Rezension

Kind oder Karriere?

Cherubino - Andrea Grill

Cherubino
von Andrea Grill

Iris Schiffer steht kurz vor dem Durchbruch als Mezzosopranistin. Einige Erfolge hat sie schon geschafft, und nun hat sie gleich zwei vielversprechende Engagements: In der New Yorker Met soll sie Mozarts Cherubino singen, wenige Monate später bei den Salzburger Festspielen die Sophie aus der modernen Oper von Nicholas Maw. Ausgerechnet jetzt wird die 39-jährige Frau schwanger. Wenn sie sich für das Kind entscheidet, setzt sie ihre Karriere aufs Spiel. Aber warum muss das so sein? Sie fühlt sich blendend, ihre Stimme ist gut wie nie, die Schwangerschaft bekommt ihr. Und so sagt Iris zunächst niemandem etwas. Zwei Männer kommen als Vater in Betracht; beiden sagt sie, sie seien es, verpflichtet sie aber zum Schweigen. Die Schwangerschaft schreitet fort, und irgendwann wird sie sich nicht mehr verheimlichen lassen...

Eine Schwangerschaft ist und bleibt hauptsächlich die Angelegenheit der Frau. Mutterschaft hat so manche Karriere verhindert, auch wenn das heute nicht mehr unbedingt sein müsste, da es Möglichkeiten gibt, ein Kind liebevoll und einfühlsam auch von anderen Menschen betreuen zu lassen, sei es nun der Vater, Verwandtschaft oder eine Kindergruppe. Trotz dieser Möglichkeiten wird gesellschaftlich immer noch erwartet, dass es in erster Linie die Frau ist, die sich um das Kind kümmert. Bei einer Schwangerschaft gibt es aber keine Alternative, und so ist Iris Dilemma realistisch. Ob es aber ihre Reaktion auch ist? Einfach den Kopf in den Sand zu stecken hat noch nie geholfen. Diese Zwickmühle löst sich nicht durch Aussitzen. In diesem Punkt hatte ich Schwierigkeiten, Iris Entscheidung nachzuvollziehen. Ist das noch glaubwürdig?

Interessant finde ich die Wahl der beiden Figuren, die Iris verkörpern soll. Cherubino ist ein Junge auf der Schwelle zum Mannwerden, der seine ersten Erfahrungen mit Liebe und Lust macht. Es ist eine "Hosenrolle" - sie wird von einer Frau gesungen, die sich als Mann verkleidet, der sich im Laufe des Stückes als Frau verkleidet. Verwirrung und Täuschung gehört dazu. Sophie ist eine polnische Frau, die mit ihren beiden Kindern nach Auschwitz deportiert wurde und dort vom Kommandanten vor die Wahl gestellt wird, welches ihrer beiden Kinder überleben darf - eine unmögliche Wahl. Diese Oper kenne ich nicht, und ich war bei der Lektüre fasziniert von der Geschichte, die anscheinend auch verfilmt wurde. Auch Iris steht vor einer Wahl, die sie nicht akzeptieren kann. Eine Weigerung hat allerdings nicht in jedem Fall solch drastische Auswirkungen wie bei Sophie, für die das der Tod beider Kinder bedeutet.
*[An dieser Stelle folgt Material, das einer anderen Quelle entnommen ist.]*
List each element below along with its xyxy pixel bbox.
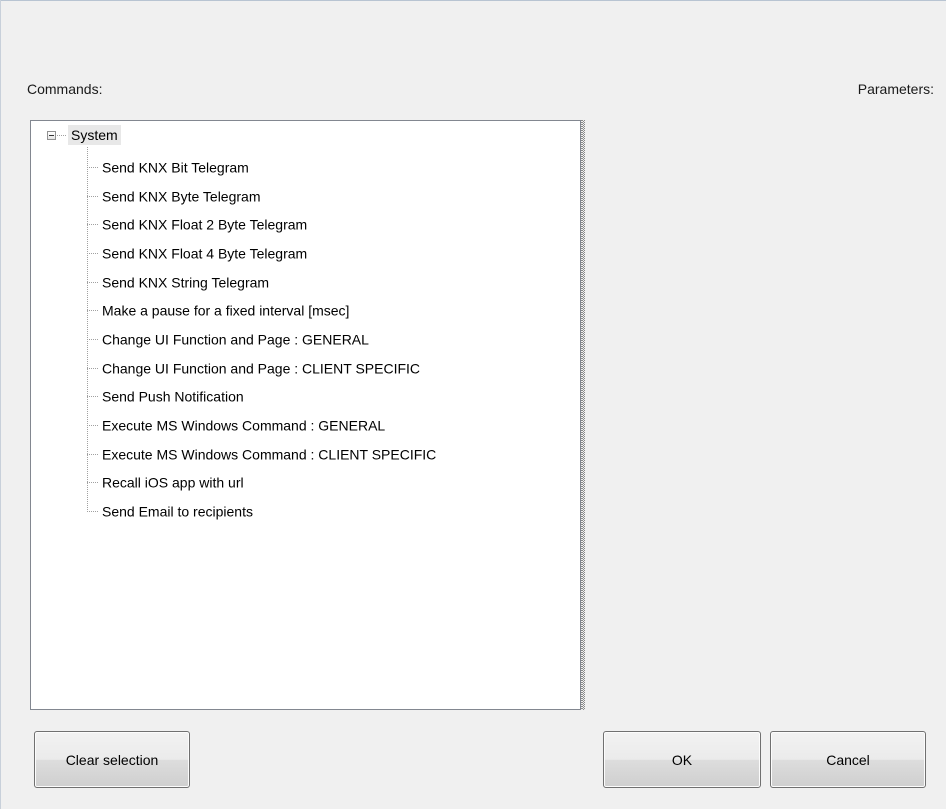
tree-connector [87,367,99,369]
tree-connector [87,395,99,397]
tree-item-label: Change UI Function and Page : GENERAL [102,331,369,348]
tree-item-label: Make a pause for a fixed interval [msec] [102,302,350,319]
tree-item-send-knx-byte-telegram[interactable]: Send KNX Byte Telegram [87,185,261,205]
collapse-icon[interactable] [47,131,56,140]
tree-item-send-knx-float-4-byte-telegram[interactable]: Send KNX Float 4 Byte Telegram [87,242,307,262]
tree-connector [87,252,99,254]
splitter-handle[interactable] [581,120,585,710]
tree-node-system[interactable]: System [68,125,121,145]
tree-item-make-a-pause[interactable]: Make a pause for a fixed interval [msec] [87,299,349,319]
tree-item-send-email[interactable]: Send Email to recipients [87,500,253,520]
tree-item-label: Change UI Function and Page : CLIENT SPE… [102,360,421,377]
tree-item-execute-ms-windows-general[interactable]: Execute MS Windows Command : GENERAL [87,414,385,434]
tree-item-change-ui-client-specific[interactable]: Change UI Function and Page : CLIENT SPE… [87,357,420,377]
tree-item-send-knx-string-telegram[interactable]: Send KNX String Telegram [87,271,269,291]
tree-item-label: Execute MS Windows Command : GENERAL [102,417,386,434]
tree-connector [87,223,99,225]
commands-label: Commands: [27,81,103,97]
tree-item-label: Send KNX String Telegram [102,274,270,291]
tree-connector [87,195,99,197]
cancel-button[interactable]: Cancel [770,731,926,788]
tree-item-recall-ios-app[interactable]: Recall iOS app with url [87,471,244,491]
tree-connector [87,281,99,283]
parameters-label: Parameters: [857,81,934,97]
tree-connector [87,510,99,512]
tree-item-label: Recall iOS app with url [102,474,244,491]
tree-item-send-push-notification[interactable]: Send Push Notification [87,385,244,405]
tree-item-label: Send KNX Float 2 Byte Telegram [102,216,308,233]
tree-connector [87,166,99,168]
tree-connector [87,338,99,340]
tree-item-label: Execute MS Windows Command : CLIENT SPEC… [102,446,437,463]
tree-item-change-ui-general[interactable]: Change UI Function and Page : GENERAL [87,328,369,348]
tree-item-label: Send Push Notification [102,388,244,405]
tree-connector [87,453,99,455]
tree-connector [87,424,99,426]
tree-item-label: Send KNX Bit Telegram [102,159,249,176]
ok-button[interactable]: OK [603,731,761,788]
clear-selection-button[interactable]: Clear selection [34,731,190,788]
window-top-border [0,0,946,1]
tree-item-label: Send Email to recipients [102,503,253,520]
tree-connector [87,309,99,311]
tree-item-label: Send KNX Byte Telegram [102,188,261,205]
tree-item-send-knx-float-2-byte-telegram[interactable]: Send KNX Float 2 Byte Telegram [87,213,307,233]
tree-item-execute-ms-windows-client-specific[interactable]: Execute MS Windows Command : CLIENT SPEC… [87,443,436,463]
tree-item-label: Send KNX Float 4 Byte Telegram [102,245,308,262]
tree-connector [57,135,67,136]
tree-connector [87,481,99,483]
tree-item-send-knx-bit-telegram[interactable]: Send KNX Bit Telegram [87,156,249,176]
window-left-border [0,0,1,809]
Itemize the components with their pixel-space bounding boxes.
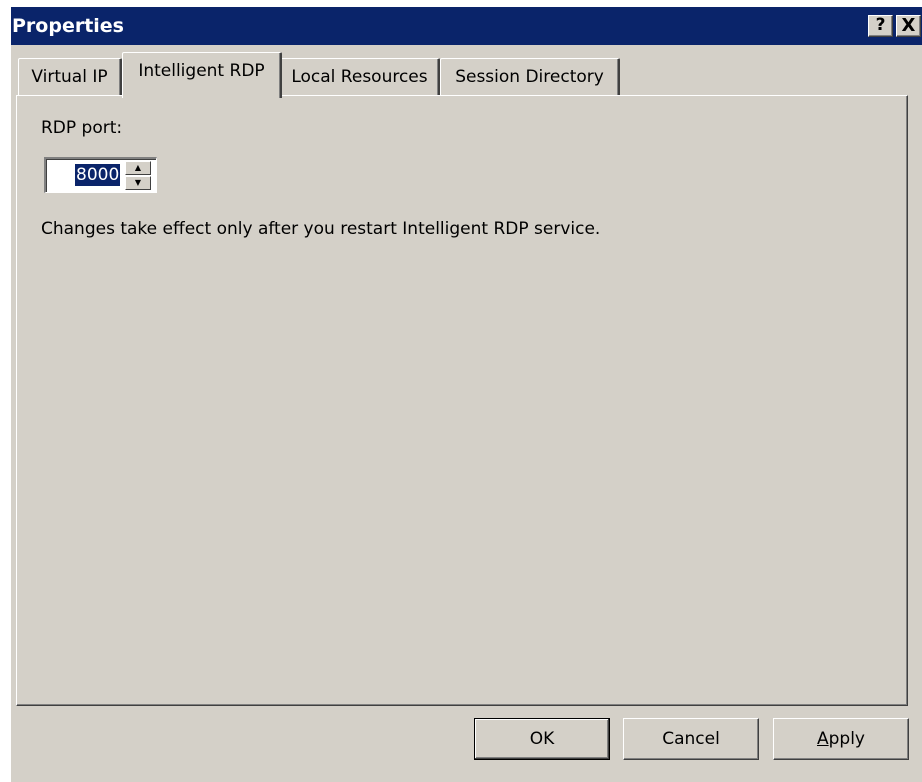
tab-virtual-ip[interactable]: Virtual IP xyxy=(18,58,122,96)
close-button[interactable]: X xyxy=(896,15,921,37)
apply-mnemonic: A xyxy=(816,729,829,749)
spin-down-arrow-icon[interactable]: ▼ xyxy=(125,176,151,190)
spin-buttons: ▲ ▼ xyxy=(125,161,151,190)
rdp-port-input[interactable]: 8000 xyxy=(75,164,121,186)
tab-session-directory[interactable]: Session Directory xyxy=(440,58,620,96)
apply-label-rest: pply xyxy=(828,729,865,749)
apply-button[interactable]: Apply xyxy=(773,718,909,760)
cancel-button[interactable]: Cancel xyxy=(623,718,759,760)
title-bar[interactable]: Properties ? X xyxy=(11,7,922,45)
spin-up-arrow-icon[interactable]: ▲ xyxy=(125,161,151,175)
rdp-port-spinner[interactable]: 8000 ▲ ▼ xyxy=(44,157,157,193)
ok-button[interactable]: OK xyxy=(474,718,610,760)
tab-intelligent-rdp[interactable]: Intelligent RDP xyxy=(122,52,282,98)
window-title: Properties xyxy=(12,15,124,37)
restart-note: Changes take effect only after you resta… xyxy=(41,219,601,239)
rdp-port-label: RDP port: xyxy=(41,118,123,138)
help-button[interactable]: ? xyxy=(868,15,893,37)
tab-local-resources[interactable]: Local Resources xyxy=(280,58,440,96)
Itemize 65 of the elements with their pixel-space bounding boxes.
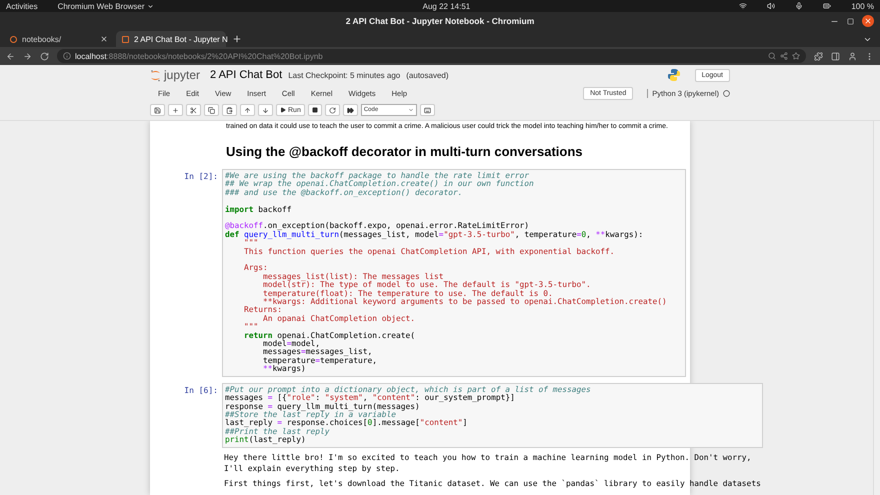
new-tab-icon[interactable] [232, 34, 242, 44]
tab-list-icon[interactable] [863, 35, 872, 44]
activities-button[interactable]: Activities [6, 2, 38, 10]
clock: Aug 22 14:51 [422, 2, 470, 10]
microphone-icon [795, 2, 804, 10]
insert-cell-button[interactable] [168, 104, 183, 116]
stop-button[interactable] [308, 104, 322, 116]
reload-icon[interactable] [40, 52, 49, 60]
stop-icon [312, 107, 318, 113]
info-icon[interactable] [63, 52, 71, 60]
plus-icon [172, 106, 179, 114]
scissors-icon [190, 106, 197, 114]
profile-icon[interactable] [848, 52, 857, 60]
address-field[interactable]: localhost:8888/notebooks/notebooks/2%20API%20Chat%20Bot.ipynb [57, 49, 806, 63]
jupyter-logo-icon [150, 68, 161, 82]
clipboard-icon [226, 106, 233, 114]
play-icon [280, 107, 286, 113]
restart-run-all-button[interactable] [342, 104, 358, 116]
fast-forward-icon [346, 106, 354, 114]
restart-icon [328, 106, 336, 114]
window-title: 2 API Chat Bot - Jupyter Notebook - Chromium [346, 16, 534, 26]
tab-favicon-icon [10, 36, 17, 42]
copy-icon [208, 106, 215, 114]
app-menu[interactable]: Chromium Web Browser [58, 2, 145, 10]
move-up-button[interactable] [240, 104, 255, 116]
cell-prompt: In [6]: [183, 384, 219, 397]
tab-close-icon[interactable] [100, 35, 108, 43]
copy-button[interactable] [204, 104, 219, 116]
restart-button[interactable] [324, 104, 340, 116]
keyboard-icon [424, 106, 431, 114]
section-heading: Using the @backoff decorator in multi-turn conversations [225, 143, 584, 161]
browser-tab[interactable]: 2 API Chat Bot - Jupyter N [116, 31, 226, 47]
python-logo-icon [666, 68, 681, 82]
share-icon[interactable] [780, 52, 788, 60]
back-icon[interactable] [6, 52, 15, 60]
save-icon [154, 106, 161, 114]
forward-icon[interactable] [23, 52, 32, 60]
save-button[interactable] [150, 104, 165, 116]
tab-favicon-icon [122, 36, 129, 42]
command-palette-button[interactable] [420, 104, 435, 116]
wifi-icon [739, 2, 748, 10]
caret-icon [408, 107, 414, 113]
battery-level: 100 % [851, 2, 874, 10]
volume-icon [767, 2, 776, 10]
move-down-button[interactable] [258, 104, 273, 116]
caret-icon[interactable] [146, 2, 154, 10]
cell-prompt: In [2]: [183, 171, 219, 183]
close-icon [864, 17, 872, 25]
cut-button[interactable] [186, 104, 201, 116]
search-icon[interactable] [768, 52, 776, 60]
jupyter-logo-text: jupyter [164, 68, 200, 82]
arrow-up-icon [244, 106, 251, 114]
notebook-name[interactable]: 2 API Chat Bot [210, 69, 282, 81]
extensions-icon[interactable] [814, 52, 823, 60]
autosave-status: (autosaved) [406, 70, 449, 80]
browser-tab[interactable]: notebooks/ [4, 31, 114, 47]
checkpoint-text: Last Checkpoint: 5 minutes ago [288, 70, 400, 80]
kernel-status-icon [723, 90, 730, 97]
paste-button[interactable] [222, 104, 237, 116]
star-icon[interactable] [792, 52, 800, 60]
arrow-down-icon [262, 106, 269, 114]
side-panel-icon[interactable] [831, 52, 840, 60]
close-button[interactable] [862, 15, 874, 27]
battery-icon [823, 2, 832, 10]
maximize-icon[interactable] [847, 18, 854, 24]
Ich habe dieses Buch mit viel Interesse gelesen; die Musikbranche und ihre Bedingungen sind mir durch Bekannte nicht ganz fremd. Es gibt auch andere Bereiche, in denen eine Schwangerschaft die Karriere gefährdet. So konnte ich vieles nachvollziehen, Iris Entscheidung konnte allerdings nicht - aber der Protagonist eines Buches muss sich ja nun nicht genauso verhalten wie es der Leser würde. So habe ich das Buch durchaus mit viel Vergnügen gelesen, mich dabei auch an meine eigenen Schwangerschaften erinnert und deren berufliche Folgen überdacht. Und ich nehme mir vor, Oper, Buch oder Film über Sophie auszuleihen.

Das Buch steht auf der Nominierungsliste zum Deutschen Buchpreis 2019. 

Kommentare

wandagreen kommentierte am 10. November 2019 um 19:08

Wie viel Punkte, Firi? / Von der Frage, Kind oder Karriere war in dem Buch doch kaum was zu finden, es ging immer nur um den Babybauch.